Sarah tersentak, bertanya dalam hati siapa yang mengajaknya bertemu sore hari begini. Tanpa berniat menjawab sedikitpun Sarah kembali menyimpan benda persegi panjang itu di atas kasurnya. Mungkin hanya orang iseng saja, pikirnya. Namun, beberapa menit kemudian, deringan telpon terdengar di pendengaran sarah, mau tak mau Sarah mengangkatnya.
"Hallo, Assalamualaikum" ujar Sarah, Pasalnya tidak ada suara dari seberang sana, setelah di angkat beberapa saat, jadi dia memutuskan untuk berbicara terlebih dulu.
"..."
"Untuk ap.." belum sempat Sarah melanjutkan bicaranya, telpon sudah terputus secara sepihak. Tidak mau menunggu lama lagi, akhirnya sarah segera memakai kerudungnya kembali dan bergegas pergi menemui seseorang yang sangat ia kenal ditaman.
"Hafiz?" panggil Sarah.
Hafiz berbalik badan, dan menatap manik Sarah dengan tatapan tajam.
"Bayangan itu? Kenapa harus teringat lagi.. Darah segar dijalanan, suara jeritan dan .. dan kata kata yang membuatnya sakit yang Hafiz lontarkan kepada ku beberapa tahun yang lalu. Oh sarah berhentilah untuk trauma perihal kejadian itu. Lupakan saja, kamu pasti bisa!" ujar Sarah dalam hatinya. Percayalah sejak kejadian itu Sarah trauma. Namun trauma Sarah hanya akan datang, saat dia di tatap tajam oleh Hafiz.

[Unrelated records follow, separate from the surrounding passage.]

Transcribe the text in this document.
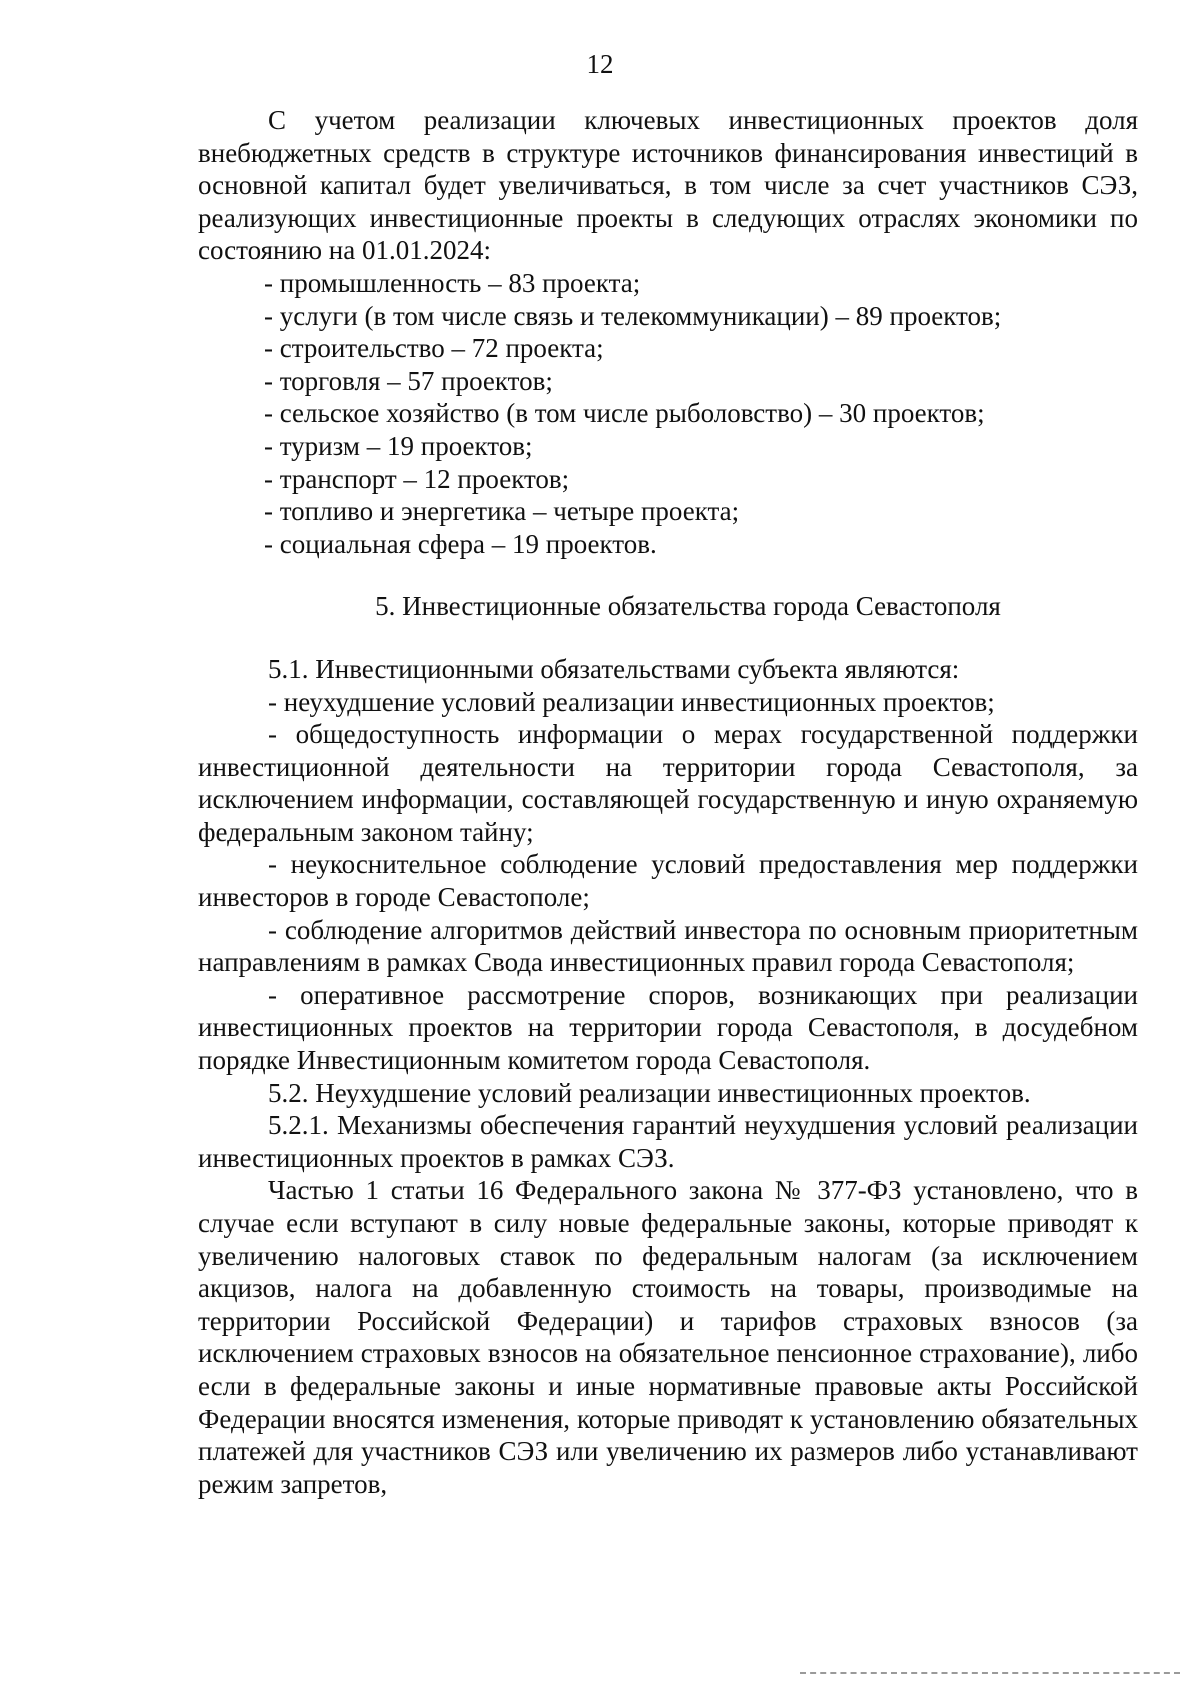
12

С учетом реализации ключевых инвестиционных проектов доля внебюджетных средств в структуре источников финансирования инвестиций в основной капитал будет увеличиваться, в том числе за счет участников СЭЗ, реализующих инвестиционные проекты в следующих отраслях экономики по состоянию на 01.01.2024:

- промышленность – 83 проекта;

- услуги (в том числе связь и телекоммуникации) – 89 проектов;

- строительство – 72 проекта;

- торговля – 57 проектов;

- сельское хозяйство (в том числе рыболовство) – 30 проектов;

- туризм – 19 проектов;

- транспорт – 12 проектов;

- топливо и энергетика – четыре проекта;

- социальная сфера – 19 проектов.

5. Инвестиционные обязательства города Севастополя

5.1. Инвестиционными обязательствами субъекта являются:

- неухудшение условий реализации инвестиционных проектов;

- общедоступность информации о мерах государственной поддержки инвестиционной деятельности на территории города Севастополя, за исключением информации, составляющей государственную и иную охраняемую федеральным законом тайну;

- неукоснительное соблюдение условий предоставления мер поддержки инвесторов в городе Севастополе;

- соблюдение алгоритмов действий инвестора по основным приоритетным направлениям в рамках Свода инвестиционных правил города Севастополя;

- оперативное рассмотрение споров, возникающих при реализации инвестиционных проектов на территории города Севастополя, в досудебном порядке Инвестиционным комитетом города Севастополя.

5.2. Неухудшение условий реализации инвестиционных проектов.

5.2.1. Механизмы обеспечения гарантий неухудшения условий реализации инвестиционных проектов в рамках СЭЗ.

Частью 1 статьи 16 Федерального закона № 377-ФЗ установлено, что в случае если вступают в силу новые федеральные законы, которые приводят к увеличению налоговых ставок по федеральным налогам (за исключением акцизов, налога на добавленную стоимость на товары, производимые на территории Российской Федерации) и тарифов страховых взносов (за исключением страховых взносов на обязательное пенсионное страхование), либо если в федеральные законы и иные нормативные правовые акты Российской Федерации вносятся изменения, которые приводят к установлению обязательных платежей для участников СЭЗ или увеличению их размеров либо устанавливают режим запретов,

"Marry me!" Hafiz berbicara tanpa berbasa-basi sedikitpun. Karena menurutnya, itu tidak penting dan tidak pantas untuk seorang pembunuh seperti Sarah mendapatkan kata romantis darinya.
Lagi-lagi Sarah terkejut dan segera tersadar dari pikiran kelamnya, dia tak percaya dengan apa yang Hafiz katakan barusan. Ia yakin, ada yang salah dengan pendengarannya.
"A-apa?" tanya Sarah gugup, dia hanya ingin memastikan jika perkataan yang barusan ia dengar hanyalah halusinasinya saja.
"Maukah kamu menikah denganku, Sarah?" tanya Hafiz kembali, kali ini perkataannya sedikit lembut.
"bukannya kamu benci padaku, Hafiz?" tanya Sarah, dia mengatakan itu dengan hati-hati.
"Ya, aku ingin menikah denganmu supaya harta papa jatuh ke tanganku semuanya. So, will you marry me, Sarah?"
"A-aku gak mau, bukankah pernikahan itu sakral, aku hanya ingin menikah sekali seumur hidup, Hafiz. Tapi mengapa kamu menganggap nikah itu mudah, kamu anggap ikatan sakral ini sebagai permainan." jawab Sarah dengan suara lemah, air matanya sudah mengalir di pipi mulusnya.
"Mudah. Anggap saja ini sebagai tebusan karna kamu sudah membunuh Kirana!"
Lagi dan lagi Sarah harus mendengar kata itu lagi. Bukankah yang membunuh Kirana adalah supir mobil yang mengendarai mobil tersebut? Kenapa Hafiz terus menerus menyalahkan dirinya seperti ini. Jika memang dengan ini Hafiz akan memaafkan dirinya. Maka, Sarah akan ikhlas melakukannya.
Sebagai jawaban, Sarah 'pun mengangguk dan langsung pergi begitu saja meninggalkan Hafiz yang masih berdiri sambil menampilkan senyuman seringainya. Dia menatap kepergian Sarah dengan senyum.
Untuk masa lalu, berhentilah mengetuk punggungku. Aku ingin menatap dan menata masa depan tanpa adanya bayang-banyang semu yang hanya membuatku merasa sakit yang amat sangat dalam. ~Sarah Azzura.